Energy companies cannot stop supplying energy to consumers just because energy prices have gone up. The Netherlands Authority for Consumers and Markets (ACM) has issued this statement amid reports filed by consumers with its consumer information portal ACM ConsuWijzer.
ACM has received various reports from consumers that have received letters from their energy companies telling them that their energy contracts have been unilaterally cancelled. In addition, ACM has received questions from consumers whose suppliers tell them that their fixed-rate contracts will be cancelled and that they are offered variable-rate contracts instead. In most of these situations, energy companies refer to their general terms and conditions or claim non-payment on the part of consumers.
Terminating the supply of energy without prior warning and without giving notice is not allowed under any circumstances. Terminating the supply of energy because of non-payment is only allowed if the supplier has already sent out a payment reminder before, and, in that reminder, has pointed out the option of debt assistance. These rules have been laid down in the Protocol regarding the disconnection policy for small-scale users of electricity and natural gas (in Dutch: Regeling afsluitbeleid voor kleinverbruikers van elektriciteit en gas).
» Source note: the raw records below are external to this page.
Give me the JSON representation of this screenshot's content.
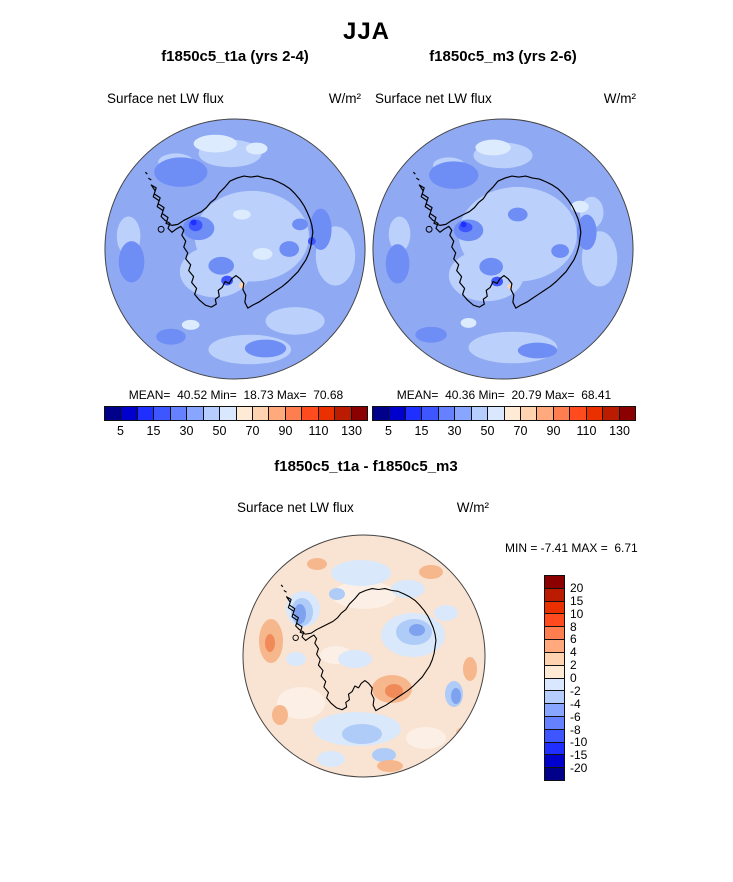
{
  "page_title": "JJA",
  "palette": [
    "#00008B",
    "#0000CC",
    "#1F2FFF",
    "#3D56FF",
    "#6581FF",
    "#88A6FF",
    "#B5CDFF",
    "#DAE8FF",
    "#FFEBD5",
    "#FFD3B0",
    "#FFA97D",
    "#FF7E4F",
    "#FF4B1E",
    "#EB3000",
    "#BB1C00",
    "#8B0000"
  ],
  "panels": [
    {
      "title": "f1850c5_t1a (yrs 2-4)",
      "variable": "Surface net LW flux",
      "units": "W/m²",
      "stats": "MEAN=  40.52 Min=  18.73 Max=  70.68",
      "ticks": [
        "5",
        "15",
        "30",
        "50",
        "70",
        "90",
        "110",
        "130"
      ]
    },
    {
      "title": "f1850c5_m3 (yrs 2-6)",
      "variable": "Surface net LW flux",
      "units": "W/m²",
      "stats": "MEAN=  40.36 Min=  20.79 Max=  68.41",
      "ticks": [
        "5",
        "15",
        "30",
        "50",
        "70",
        "90",
        "110",
        "130"
      ]
    },
    {
      "title": "f1850c5_t1a - f1850c5_m3",
      "variable": "Surface net LW flux",
      "units": "W/m²",
      "stats": "MIN = -7.41 MAX =  6.71",
      "ticks": [
        "20",
        "15",
        "10",
        "8",
        "6",
        "4",
        "2",
        "0",
        "-2",
        "-4",
        "-6",
        "-8",
        "-10",
        "-15",
        "-20"
      ]
    }
  ],
  "chart_data": [
    {
      "type": "heatmap",
      "projection": "south-polar-stereographic",
      "region": "Antarctica",
      "season": "JJA",
      "title": "f1850c5_t1a (yrs 2-4)",
      "variable": "Surface net LW flux",
      "units": "W/m2",
      "mean": 40.52,
      "min": 18.73,
      "max": 70.68,
      "contour_levels": [
        5,
        10,
        15,
        20,
        30,
        40,
        50,
        60,
        70,
        80,
        90,
        100,
        110,
        120,
        130
      ],
      "labeled_ticks": [
        5,
        15,
        30,
        50,
        70,
        90,
        110,
        130
      ],
      "colormap": "blue-to-red 16-step diverging",
      "legend_position": "bottom"
    },
    {
      "type": "heatmap",
      "projection": "south-polar-stereographic",
      "region": "Antarctica",
      "season": "JJA",
      "title": "f1850c5_m3 (yrs 2-6)",
      "variable": "Surface net LW flux",
      "units": "W/m2",
      "mean": 40.36,
      "min": 20.79,
      "max": 68.41,
      "contour_levels": [
        5,
        10,
        15,
        20,
        30,
        40,
        50,
        60,
        70,
        80,
        90,
        100,
        110,
        120,
        130
      ],
      "labeled_ticks": [
        5,
        15,
        30,
        50,
        70,
        90,
        110,
        130
      ],
      "colormap": "blue-to-red 16-step diverging",
      "legend_position": "bottom"
    },
    {
      "type": "heatmap",
      "projection": "south-polar-stereographic",
      "region": "Antarctica",
      "season": "JJA",
      "title": "f1850c5_t1a - f1850c5_m3",
      "variable": "Surface net LW flux difference",
      "units": "W/m2",
      "min": -7.41,
      "max": 6.71,
      "contour_levels": [
        -20,
        -15,
        -10,
        -8,
        -6,
        -4,
        -2,
        0,
        2,
        4,
        6,
        8,
        10,
        15,
        20
      ],
      "colormap": "blue-to-red 16-step diverging",
      "legend_position": "right"
    }
  ]
}
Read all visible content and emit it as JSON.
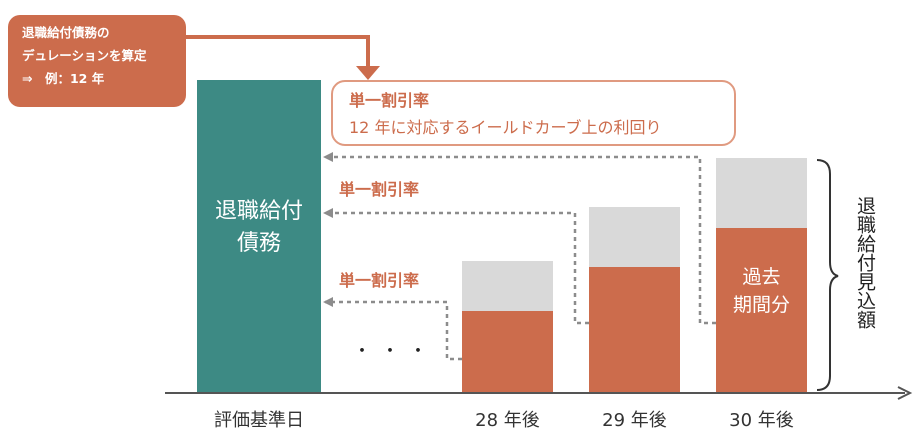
{
  "callout": {
    "line1": "退職給付債務の",
    "line2": "デュレーションを算定",
    "line3": "⇒　例：12 年"
  },
  "rate_box": {
    "title": "単一割引率",
    "subtitle": "12 年に対応するイールドカーブ上の利回り"
  },
  "rate_labels": [
    "単一割引率",
    "単一割引率"
  ],
  "liability_bar": {
    "line1": "退職給付",
    "line2": "債務"
  },
  "past_service": {
    "line1": "過去",
    "line2": "期間分"
  },
  "projected_benefit_label": "退職給付見込額",
  "ellipsis": "・・・",
  "x_axis": {
    "labels": [
      "評価基準日",
      "28 年後",
      "29 年後",
      "30 年後"
    ]
  },
  "colors": {
    "teal": "#3d8a84",
    "orange": "#cc6c4c",
    "gray": "#d9d9d9",
    "callout_border": "#e09a80",
    "dotted_line": "#8c8c8c",
    "axis": "#555555"
  }
}
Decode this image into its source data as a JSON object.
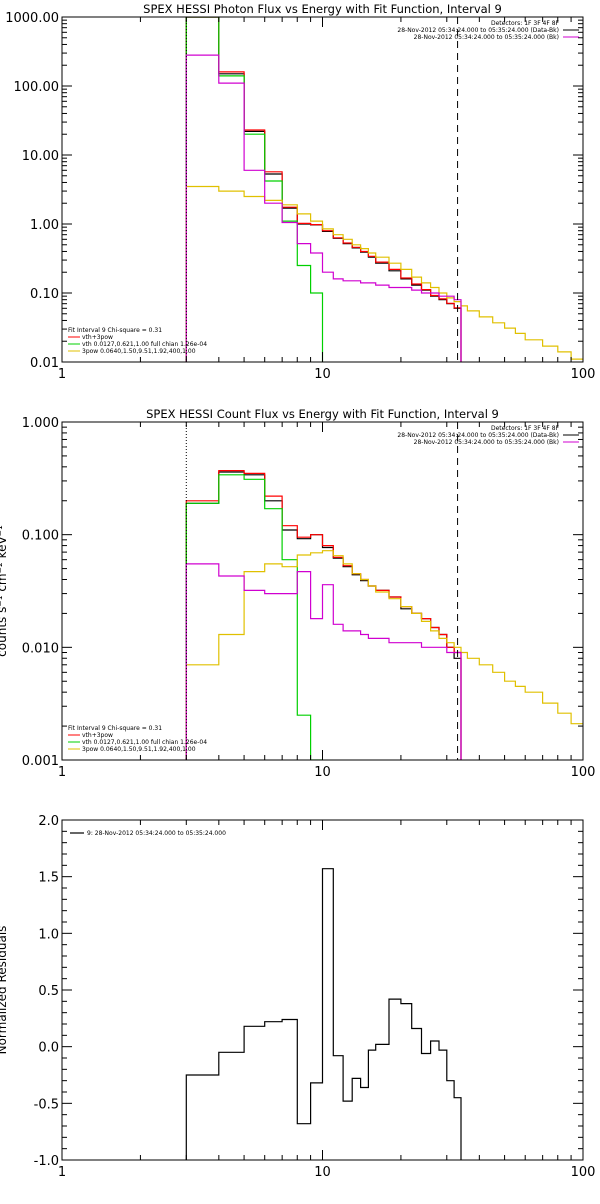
{
  "chart_data": [
    {
      "type": "line",
      "title": "SPEX HESSI Photon Flux vs Energy with Fit Function, Interval 9",
      "xscale": "log",
      "yscale": "log",
      "xlim": [
        1,
        100
      ],
      "ylim": [
        0.01,
        1000
      ],
      "x_tick_labels": [
        "1",
        "10",
        "100"
      ],
      "y_tick_labels": [
        "0.01",
        "0.10",
        "1.00",
        "10.00",
        "100.00",
        "1000.00"
      ],
      "y_tick_values": [
        0.01,
        0.1,
        1,
        10,
        100,
        1000
      ],
      "legend_top": [
        "Detectors: 1F 3F 4F 8F",
        "28-Nov-2012 05:34:24.000 to 05:35:24.000 (Data-Bk)",
        "28-Nov-2012 05:34:24.000 to 05:35:24.000 (Bk)"
      ],
      "legend_bottom": [
        "Fit Interval 9   Chi-square = 0.31",
        "vth+3pow",
        "vth 0.0127,0.621,1.00   full chian 1.26e-04",
        "3pow 0.0640,1.50,9.51,1.92,400,1.00"
      ],
      "edges": [
        3,
        4,
        5,
        6,
        7,
        8,
        9,
        10,
        11,
        12,
        13,
        14,
        15,
        16,
        18,
        20,
        22,
        24,
        26,
        28,
        30,
        32,
        34,
        36,
        40,
        45,
        50,
        55,
        60,
        70,
        80,
        90,
        100
      ],
      "series": [
        {
          "name": "Data-Bk",
          "color": "#000000",
          "n_bins": 22,
          "values": [
            1000,
            150,
            22,
            5.3,
            1.7,
            1.0,
            0.97,
            0.78,
            0.62,
            0.52,
            0.45,
            0.39,
            0.33,
            0.27,
            0.21,
            0.16,
            0.13,
            0.11,
            0.09,
            0.08,
            0.07,
            0.06
          ]
        },
        {
          "name": "vth+3pow",
          "color": "#ff0000",
          "n_bins": 22,
          "values": [
            1000,
            160,
            23,
            5.7,
            1.75,
            1.02,
            0.98,
            0.8,
            0.63,
            0.53,
            0.46,
            0.4,
            0.34,
            0.28,
            0.22,
            0.165,
            0.135,
            0.112,
            0.092,
            0.082,
            0.071,
            0.061
          ]
        },
        {
          "name": "vth",
          "color": "#00d000",
          "n_bins": 7,
          "values": [
            1000,
            140,
            20,
            4.2,
            1.1,
            0.25,
            0.1
          ]
        },
        {
          "name": "3pow",
          "color": "#e0c000",
          "n_bins": 32,
          "values": [
            3.5,
            3.0,
            2.5,
            2.2,
            1.9,
            1.4,
            1.1,
            0.85,
            0.7,
            0.6,
            0.5,
            0.44,
            0.38,
            0.33,
            0.27,
            0.22,
            0.17,
            0.14,
            0.12,
            0.1,
            0.085,
            0.075,
            0.065,
            0.055,
            0.045,
            0.037,
            0.031,
            0.026,
            0.021,
            0.017,
            0.014,
            0.011
          ]
        },
        {
          "name": "Bk",
          "color": "#d000d0",
          "n_bins": 22,
          "values": [
            280,
            110,
            6.0,
            2.0,
            1.05,
            0.52,
            0.38,
            0.2,
            0.16,
            0.15,
            0.15,
            0.14,
            0.14,
            0.13,
            0.12,
            0.12,
            0.11,
            0.1,
            0.1,
            0.09,
            0.09,
            0.08
          ]
        }
      ],
      "vlines": [
        {
          "x": 3,
          "style": "dotted"
        },
        {
          "x": 33,
          "style": "dashed"
        }
      ]
    },
    {
      "type": "line",
      "title": "SPEX HESSI Count Flux vs Energy with Fit Function, Interval 9",
      "ylabel": "counts s⁻¹ cm⁻² keV⁻¹",
      "xscale": "log",
      "yscale": "log",
      "xlim": [
        1,
        100
      ],
      "ylim": [
        0.001,
        1
      ],
      "x_tick_labels": [
        "1",
        "10",
        "100"
      ],
      "y_tick_labels": [
        "0.001",
        "0.010",
        "0.100",
        "1.000"
      ],
      "y_tick_values": [
        0.001,
        0.01,
        0.1,
        1
      ],
      "legend_top": [
        "Detectors: 1F 3F 4F 8F",
        "28-Nov-2012 05:34:24.000 to 05:35:24.000 (Data-Bk)",
        "28-Nov-2012 05:34:24.000 to 05:35:24.000 (Bk)"
      ],
      "legend_bottom": [
        "Fit Interval 9   Chi-square = 0.31",
        "vth+3pow",
        "vth 0.0127,0.621,1.00   full chian 1.26e-04",
        "3pow 0.0640,1.50,9.51,1.92,400,1.00"
      ],
      "edges": [
        3,
        4,
        5,
        6,
        7,
        8,
        9,
        10,
        11,
        12,
        13,
        14,
        15,
        16,
        18,
        20,
        22,
        24,
        26,
        28,
        30,
        32,
        34,
        36,
        40,
        45,
        50,
        55,
        60,
        70,
        80,
        90,
        100
      ],
      "series": [
        {
          "name": "Data-Bk",
          "color": "#000000",
          "n_bins": 22,
          "values": [
            0.19,
            0.36,
            0.34,
            0.2,
            0.11,
            0.092,
            0.1,
            0.077,
            0.062,
            0.052,
            0.044,
            0.039,
            0.035,
            0.032,
            0.028,
            0.022,
            0.02,
            0.018,
            0.015,
            0.013,
            0.01,
            0.008
          ]
        },
        {
          "name": "vth+3pow",
          "color": "#ff0000",
          "n_bins": 22,
          "values": [
            0.2,
            0.37,
            0.35,
            0.22,
            0.12,
            0.095,
            0.1,
            0.08,
            0.063,
            0.053,
            0.045,
            0.04,
            0.035,
            0.032,
            0.028,
            0.023,
            0.02,
            0.018,
            0.015,
            0.013,
            0.01,
            0.009
          ]
        },
        {
          "name": "vth",
          "color": "#00d000",
          "n_bins": 7,
          "values": [
            0.19,
            0.34,
            0.31,
            0.17,
            0.06,
            0.0025,
            0.0008
          ]
        },
        {
          "name": "3pow",
          "color": "#e0c000",
          "n_bins": 32,
          "values": [
            0.007,
            0.013,
            0.047,
            0.055,
            0.052,
            0.066,
            0.069,
            0.072,
            0.065,
            0.055,
            0.045,
            0.04,
            0.035,
            0.031,
            0.027,
            0.023,
            0.02,
            0.017,
            0.014,
            0.012,
            0.011,
            0.01,
            0.009,
            0.008,
            0.007,
            0.006,
            0.005,
            0.0045,
            0.004,
            0.0032,
            0.0026,
            0.0021
          ]
        },
        {
          "name": "Bk",
          "color": "#d000d0",
          "n_bins": 22,
          "values": [
            0.055,
            0.043,
            0.032,
            0.03,
            0.03,
            0.047,
            0.018,
            0.036,
            0.016,
            0.014,
            0.014,
            0.013,
            0.012,
            0.012,
            0.011,
            0.011,
            0.011,
            0.01,
            0.01,
            0.01,
            0.009,
            0.009
          ]
        }
      ],
      "vlines": [
        {
          "x": 3,
          "style": "dotted"
        },
        {
          "x": 33,
          "style": "dashed"
        }
      ]
    },
    {
      "type": "line",
      "title": "",
      "ylabel": "Normalized Residuals",
      "xscale": "log",
      "xlim": [
        1,
        100
      ],
      "ylim": [
        -1.0,
        2.0
      ],
      "x_tick_labels": [
        "1",
        "10",
        "100"
      ],
      "y_tick_labels": [
        "-1.0",
        "-0.5",
        "0.0",
        "0.5",
        "1.0",
        "1.5",
        "2.0"
      ],
      "y_tick_values": [
        -1.0,
        -0.5,
        0.0,
        0.5,
        1.0,
        1.5,
        2.0
      ],
      "legend_top": [
        "9: 28-Nov-2012 05:34:24.000 to 05:35:24.000"
      ],
      "edges": [
        3,
        4,
        5,
        6,
        7,
        8,
        9,
        10,
        11,
        12,
        13,
        14,
        15,
        16,
        18,
        20,
        22,
        24,
        26,
        28,
        30,
        32,
        34
      ],
      "series": [
        {
          "name": "9: 28-Nov-2012 05:34:24.000 to 05:35:24.000",
          "color": "#000000",
          "n_bins": 22,
          "values": [
            -0.25,
            -0.05,
            0.18,
            0.22,
            0.24,
            -0.68,
            -0.32,
            1.57,
            -0.08,
            -0.48,
            -0.28,
            -0.36,
            -0.03,
            0.02,
            0.42,
            0.38,
            0.16,
            -0.06,
            0.05,
            -0.03,
            -0.3,
            -0.45
          ]
        }
      ],
      "vlines": []
    }
  ]
}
ACM recommends consumers that are in such situations to send a letter or email to their suppliers reminding them of the fact that suppliers cannot unilaterally terminate contracts and that they cannot stop their supply of energy. ACM will also remind energy companies of these rules.
Businesses can only supply energy to consumers if they have a license issued by ACM. ACM keeps a close watch on whether suppliers are able to guarantee a secure supply of natural gas and electricity to consumers. Consumers need not to worry about not receiving any natural gas or electricity anymore if their suppliers do end up in financial trouble.
ACM cannot intervene in any energy company’s financial decisions, but it can revoke their licenses if the security of supply is at stake. In that case, all customers of that company will be ‘redistributed’ among other license holders. Consumers will automatically receive new energy contracts from their new suppliers, and will be able to decide after 30 days whether they wish to remain customers with that new supplier. Bankruptcies of suppliers can have negative consequences for consumers, for example if a supplier still owes money to a consumer, or if consumers have to pay more after the redistribution.